10. Et tu verras tes ennemis sur la terre, et tu les reconnaîtras et tu te réjouiras, et tu rendras grâces et hommage à ton Créateur.

Traduction du P. Lagrange. (

Nulle part sans doute dans la littérature apocryphe ne se lisent des phrases aussi belles sur l’avenir d’Israël. Mais d’autre part quel esprit étroit et national les inspire ! Les Israélites seuls seront heureux et eux tous. Les païens ne participeront pas au salut ni les défunts d’Israël. Le salut se réalisera sans le Messie, uniquement par l’intervention de Jahvé et de son ange. La translation d’Israël au ciel des étoiles doit plutôt s’entendre dans un sens hyperbolique, car tout le messianisme du livre est bien terrestre.

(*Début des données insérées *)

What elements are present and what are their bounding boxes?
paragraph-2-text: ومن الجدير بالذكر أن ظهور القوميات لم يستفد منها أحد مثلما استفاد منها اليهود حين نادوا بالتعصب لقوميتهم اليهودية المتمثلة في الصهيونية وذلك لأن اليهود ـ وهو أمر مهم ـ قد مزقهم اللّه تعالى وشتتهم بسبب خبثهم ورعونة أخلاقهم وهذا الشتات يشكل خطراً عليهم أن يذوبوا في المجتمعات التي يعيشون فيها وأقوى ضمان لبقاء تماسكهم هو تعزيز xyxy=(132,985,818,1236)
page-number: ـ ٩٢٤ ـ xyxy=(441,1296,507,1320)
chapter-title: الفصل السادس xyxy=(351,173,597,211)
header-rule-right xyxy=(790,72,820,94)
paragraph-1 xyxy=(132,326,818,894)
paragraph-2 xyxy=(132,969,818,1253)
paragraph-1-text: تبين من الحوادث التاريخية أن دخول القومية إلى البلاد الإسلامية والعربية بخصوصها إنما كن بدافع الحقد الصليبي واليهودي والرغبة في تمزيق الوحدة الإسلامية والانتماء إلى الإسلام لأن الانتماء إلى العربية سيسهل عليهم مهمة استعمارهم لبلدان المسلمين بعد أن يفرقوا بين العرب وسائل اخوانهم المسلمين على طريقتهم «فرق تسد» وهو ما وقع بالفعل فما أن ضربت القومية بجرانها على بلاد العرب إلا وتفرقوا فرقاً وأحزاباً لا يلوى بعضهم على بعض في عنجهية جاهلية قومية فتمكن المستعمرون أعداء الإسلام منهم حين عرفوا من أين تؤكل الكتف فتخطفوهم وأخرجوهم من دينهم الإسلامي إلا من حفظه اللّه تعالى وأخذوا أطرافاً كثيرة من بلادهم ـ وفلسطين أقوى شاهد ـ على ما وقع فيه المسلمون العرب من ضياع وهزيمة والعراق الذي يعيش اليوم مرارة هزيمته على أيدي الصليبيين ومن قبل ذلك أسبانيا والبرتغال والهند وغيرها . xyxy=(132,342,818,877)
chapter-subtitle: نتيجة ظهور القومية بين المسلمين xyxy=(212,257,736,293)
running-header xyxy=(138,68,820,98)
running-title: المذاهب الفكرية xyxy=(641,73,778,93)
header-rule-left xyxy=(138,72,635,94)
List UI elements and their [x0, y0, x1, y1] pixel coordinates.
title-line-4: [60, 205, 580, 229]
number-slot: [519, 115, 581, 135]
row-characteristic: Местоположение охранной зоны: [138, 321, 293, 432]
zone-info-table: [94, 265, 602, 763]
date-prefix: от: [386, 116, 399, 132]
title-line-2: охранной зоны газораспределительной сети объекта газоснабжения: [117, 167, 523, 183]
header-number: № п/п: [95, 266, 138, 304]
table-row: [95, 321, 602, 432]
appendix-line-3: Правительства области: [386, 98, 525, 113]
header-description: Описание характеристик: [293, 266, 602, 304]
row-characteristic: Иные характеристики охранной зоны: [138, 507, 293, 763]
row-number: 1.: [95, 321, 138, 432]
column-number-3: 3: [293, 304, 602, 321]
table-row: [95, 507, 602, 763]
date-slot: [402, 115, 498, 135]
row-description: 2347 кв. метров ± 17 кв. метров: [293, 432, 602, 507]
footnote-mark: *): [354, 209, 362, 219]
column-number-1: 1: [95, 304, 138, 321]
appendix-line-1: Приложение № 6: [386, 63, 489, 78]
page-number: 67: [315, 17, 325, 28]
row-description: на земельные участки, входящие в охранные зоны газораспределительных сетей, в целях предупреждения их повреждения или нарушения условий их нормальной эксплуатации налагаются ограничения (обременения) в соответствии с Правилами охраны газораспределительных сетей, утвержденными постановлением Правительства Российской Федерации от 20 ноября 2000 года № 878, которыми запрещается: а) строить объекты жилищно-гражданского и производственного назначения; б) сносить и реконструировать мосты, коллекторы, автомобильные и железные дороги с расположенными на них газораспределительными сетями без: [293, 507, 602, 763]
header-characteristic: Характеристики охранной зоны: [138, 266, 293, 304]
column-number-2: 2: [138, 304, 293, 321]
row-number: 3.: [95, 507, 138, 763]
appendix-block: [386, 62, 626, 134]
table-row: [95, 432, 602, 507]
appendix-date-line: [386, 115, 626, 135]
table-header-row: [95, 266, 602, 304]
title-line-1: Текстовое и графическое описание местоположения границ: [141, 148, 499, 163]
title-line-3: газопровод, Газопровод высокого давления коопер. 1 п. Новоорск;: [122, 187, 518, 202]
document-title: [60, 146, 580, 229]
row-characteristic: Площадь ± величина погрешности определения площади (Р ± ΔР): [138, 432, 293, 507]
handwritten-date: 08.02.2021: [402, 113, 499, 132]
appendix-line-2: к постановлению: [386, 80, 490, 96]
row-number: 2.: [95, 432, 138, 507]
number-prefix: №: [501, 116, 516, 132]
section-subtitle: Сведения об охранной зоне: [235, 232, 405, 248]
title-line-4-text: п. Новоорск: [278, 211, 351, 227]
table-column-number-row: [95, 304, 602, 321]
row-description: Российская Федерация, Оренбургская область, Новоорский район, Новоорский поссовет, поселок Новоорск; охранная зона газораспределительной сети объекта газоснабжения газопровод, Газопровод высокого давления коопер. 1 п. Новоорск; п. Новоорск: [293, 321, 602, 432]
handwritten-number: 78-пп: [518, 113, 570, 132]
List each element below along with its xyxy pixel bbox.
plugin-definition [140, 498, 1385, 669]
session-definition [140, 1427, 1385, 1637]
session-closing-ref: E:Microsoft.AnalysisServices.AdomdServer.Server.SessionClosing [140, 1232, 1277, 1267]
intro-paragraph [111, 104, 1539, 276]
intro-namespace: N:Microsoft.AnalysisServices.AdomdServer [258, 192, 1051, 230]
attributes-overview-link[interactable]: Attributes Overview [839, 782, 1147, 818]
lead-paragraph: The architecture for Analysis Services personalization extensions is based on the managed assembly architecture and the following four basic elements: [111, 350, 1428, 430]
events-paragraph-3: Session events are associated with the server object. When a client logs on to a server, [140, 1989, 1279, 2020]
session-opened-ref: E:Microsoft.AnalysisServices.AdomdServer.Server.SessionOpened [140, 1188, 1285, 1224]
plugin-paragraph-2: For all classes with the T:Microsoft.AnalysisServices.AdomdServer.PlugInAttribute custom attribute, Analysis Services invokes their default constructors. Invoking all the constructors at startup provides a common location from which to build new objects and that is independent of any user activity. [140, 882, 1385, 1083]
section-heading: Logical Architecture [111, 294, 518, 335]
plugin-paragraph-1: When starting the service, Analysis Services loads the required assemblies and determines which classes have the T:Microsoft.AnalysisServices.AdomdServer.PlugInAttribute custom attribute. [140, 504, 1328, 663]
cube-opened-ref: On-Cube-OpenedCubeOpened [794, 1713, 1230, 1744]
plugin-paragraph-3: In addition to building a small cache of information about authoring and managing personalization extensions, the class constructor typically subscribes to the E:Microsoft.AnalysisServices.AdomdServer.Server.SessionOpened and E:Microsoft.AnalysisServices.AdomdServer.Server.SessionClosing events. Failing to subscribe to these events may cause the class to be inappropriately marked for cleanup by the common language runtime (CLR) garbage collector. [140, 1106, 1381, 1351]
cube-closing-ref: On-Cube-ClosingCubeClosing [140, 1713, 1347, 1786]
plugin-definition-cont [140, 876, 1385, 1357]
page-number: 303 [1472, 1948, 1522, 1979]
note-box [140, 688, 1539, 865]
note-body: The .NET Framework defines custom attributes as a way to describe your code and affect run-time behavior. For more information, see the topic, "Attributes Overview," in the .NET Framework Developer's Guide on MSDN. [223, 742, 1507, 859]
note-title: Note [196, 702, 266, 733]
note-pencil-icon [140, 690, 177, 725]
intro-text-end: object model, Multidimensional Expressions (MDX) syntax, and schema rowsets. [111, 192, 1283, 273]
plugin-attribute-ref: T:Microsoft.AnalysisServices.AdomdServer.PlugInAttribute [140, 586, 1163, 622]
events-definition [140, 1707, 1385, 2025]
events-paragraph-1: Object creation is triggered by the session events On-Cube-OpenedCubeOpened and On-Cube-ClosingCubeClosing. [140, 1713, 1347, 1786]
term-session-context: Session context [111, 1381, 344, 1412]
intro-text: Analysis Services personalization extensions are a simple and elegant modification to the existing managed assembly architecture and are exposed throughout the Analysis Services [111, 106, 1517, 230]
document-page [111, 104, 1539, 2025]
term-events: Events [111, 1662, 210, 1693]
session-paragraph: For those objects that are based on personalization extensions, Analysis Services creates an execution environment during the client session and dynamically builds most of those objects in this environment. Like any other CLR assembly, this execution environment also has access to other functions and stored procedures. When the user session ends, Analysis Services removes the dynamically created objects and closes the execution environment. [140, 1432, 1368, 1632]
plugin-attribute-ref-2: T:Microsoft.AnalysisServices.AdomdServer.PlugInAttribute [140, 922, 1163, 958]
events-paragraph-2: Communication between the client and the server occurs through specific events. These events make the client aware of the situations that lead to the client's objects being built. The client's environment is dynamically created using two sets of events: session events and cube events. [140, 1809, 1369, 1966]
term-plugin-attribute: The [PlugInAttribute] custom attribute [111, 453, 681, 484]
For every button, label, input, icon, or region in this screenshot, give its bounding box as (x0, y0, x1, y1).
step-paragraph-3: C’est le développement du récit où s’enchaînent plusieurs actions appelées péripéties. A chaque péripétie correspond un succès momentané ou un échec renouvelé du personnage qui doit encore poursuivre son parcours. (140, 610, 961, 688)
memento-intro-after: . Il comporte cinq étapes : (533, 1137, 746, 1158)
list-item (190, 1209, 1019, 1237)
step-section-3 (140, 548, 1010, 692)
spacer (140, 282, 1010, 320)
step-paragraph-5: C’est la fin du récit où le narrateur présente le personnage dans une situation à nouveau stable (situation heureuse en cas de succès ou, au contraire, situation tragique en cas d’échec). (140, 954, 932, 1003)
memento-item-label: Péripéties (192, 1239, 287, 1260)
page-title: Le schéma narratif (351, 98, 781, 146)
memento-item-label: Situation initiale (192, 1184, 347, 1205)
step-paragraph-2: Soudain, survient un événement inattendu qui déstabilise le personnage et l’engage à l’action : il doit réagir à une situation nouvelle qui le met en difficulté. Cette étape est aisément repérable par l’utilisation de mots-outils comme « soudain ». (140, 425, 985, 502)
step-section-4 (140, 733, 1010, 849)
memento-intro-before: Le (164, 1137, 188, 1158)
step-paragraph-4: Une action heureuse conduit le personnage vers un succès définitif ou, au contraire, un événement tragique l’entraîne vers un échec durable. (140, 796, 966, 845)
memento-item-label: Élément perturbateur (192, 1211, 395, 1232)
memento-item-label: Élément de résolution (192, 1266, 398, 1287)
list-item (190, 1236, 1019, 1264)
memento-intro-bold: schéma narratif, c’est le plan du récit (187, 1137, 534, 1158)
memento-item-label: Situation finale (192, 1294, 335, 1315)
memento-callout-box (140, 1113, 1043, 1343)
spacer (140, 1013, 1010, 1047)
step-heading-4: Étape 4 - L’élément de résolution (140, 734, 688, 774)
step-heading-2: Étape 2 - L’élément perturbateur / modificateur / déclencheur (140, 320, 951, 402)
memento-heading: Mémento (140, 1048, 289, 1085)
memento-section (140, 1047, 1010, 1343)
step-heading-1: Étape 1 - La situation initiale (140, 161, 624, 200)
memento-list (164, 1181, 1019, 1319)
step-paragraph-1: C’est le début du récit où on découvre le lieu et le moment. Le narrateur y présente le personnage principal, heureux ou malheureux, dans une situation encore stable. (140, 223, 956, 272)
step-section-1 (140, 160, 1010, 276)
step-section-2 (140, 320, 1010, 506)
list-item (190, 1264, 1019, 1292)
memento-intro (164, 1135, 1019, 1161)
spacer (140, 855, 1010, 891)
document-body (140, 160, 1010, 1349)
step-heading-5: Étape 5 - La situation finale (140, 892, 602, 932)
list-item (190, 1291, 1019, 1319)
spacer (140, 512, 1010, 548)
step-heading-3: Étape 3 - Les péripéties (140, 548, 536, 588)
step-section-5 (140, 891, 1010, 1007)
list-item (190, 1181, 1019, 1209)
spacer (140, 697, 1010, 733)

8° Le livre slave d’Hénoch ou le livre des secrets d’Hénoch. — A côté du livre principal d’Hénoch, un autre est attribué au même patriarche, qui appartient sensiblement à la même époque que l’Assomption de Moïse. Le plus récent des deux livres d’Hénoch, bien qu’il ait le même titre que le premier et qu’il soit, lui aussi, une apocalypse, en diffère beaucoup et en est tout à fait indépendant. La relation entre les deux n’est que celle « de deux branches qui se rattachent à un même tronc », Frey. La différence est surtout remarquable par rapport à l’eschatologie. L’Hénoch slave enseigne une eschatologie uniquement transcendante, sans le moindre trait messianique et national. Il n’est question ni de Juifs ni de païens, mais seulement de justes et de pécheurs. La vie dans le monde terrestre est pour les justes une peine, lxvi, 6 ; mais un jour ce monde prendra fin avec toutes ses créatures, xlvii, 2 ; lxv, 6 ; lxv, 10. Tout ce qui est périssable disparaîtra : ciel et terre seront transformés et achevés, xviii, 7. Alors le monde à venir commencera pour durer éternellement, l, 2 ; lxvi, 6 ; lxv, 10 ; il sera inauguré par le grand jugement, xxxix, 1 ; xliv, 35 ; l, 40. Ce jugement portera sur les justes et les impies, xlvi, 3.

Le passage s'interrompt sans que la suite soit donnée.